The first pass of an assembler is a crucial step in the process of converting assembly language code into machine code. During this pass, the assembler scans through the source code and builds important data structures that are essential for subsequent passes. These data structures help in resolving symbols, managing memory, and generating the final object code.
One of the key data structures used by the first pass of an assembler is the symbol table. The symbol table keeps track of all labels defined in the source code along with their corresponding addresses or values. It serves as a reference for resolving symbols during later passes.
The symbol table can be implemented using various data structures such as arrays, linked lists, or hash tables. Each entry in the symbol table typically consists of a label name and its associated value or address.
In addition to symbols, assemblers often encounter literals in assembly language programs. These literals are constants that are used within the program but not explicitly defined with labels.
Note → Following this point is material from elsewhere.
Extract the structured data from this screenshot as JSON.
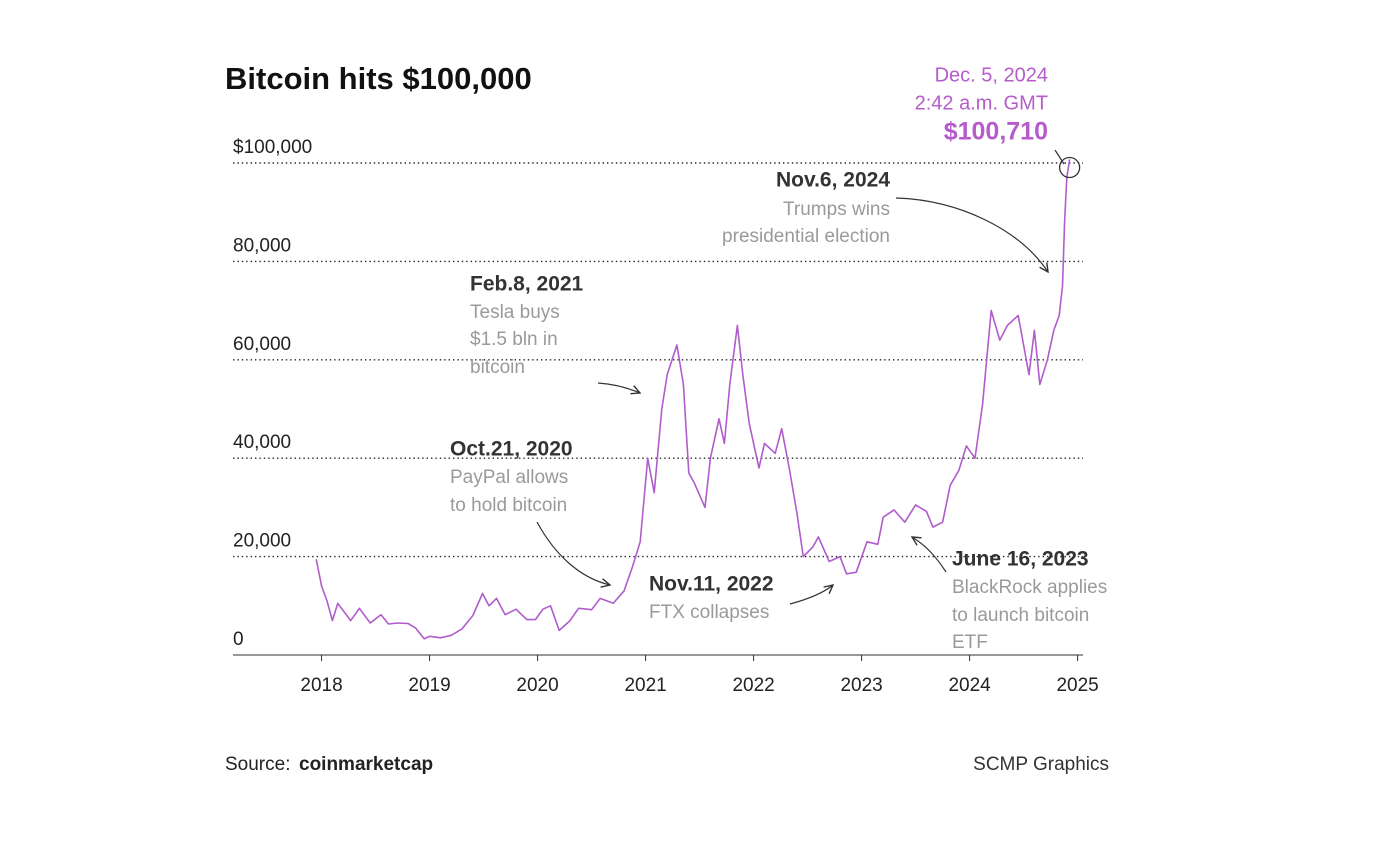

The first pass identifies such literals and creates a literals table to keep track of them.
The literals table records information about each literal encountered, including its value and address. This information is crucial for generating appropriate instructions or storing literal values in memory during subsequent passes.
Another essential data structure used by the first pass of an assembler is the location counter. The location counter keeps track of the current memory location being processed by the assembler during its scan through the source code.
The location counter is incremented as instructions and data are encountered, ensuring that each instruction or datum is assigned a unique address within memory. It also helps in calculating relative addresses and offsets for branch instructions.
Error Reporting Structures
During the first pass, assemblers need to detect and report various errors in the source code, such as undefined labels or invalid instructions. To facilitate error reporting, the first pass may utilize additional data structures like error tables or lists.
These error reporting structures store information about each encountered error, including the line number and a description of the error. This allows the assembler to provide informative error messages to help programmers identify and rectify their mistakes.
The first pass of an assembler involves the creation of several important data structures that lay the foundation for subsequent passes. The symbol table, literals table, location counter, and error reporting structures are key components used during this phase. Understanding these data structures helps in comprehending the inner workings of an assembler and enables efficient translation from assembly language code to machine code.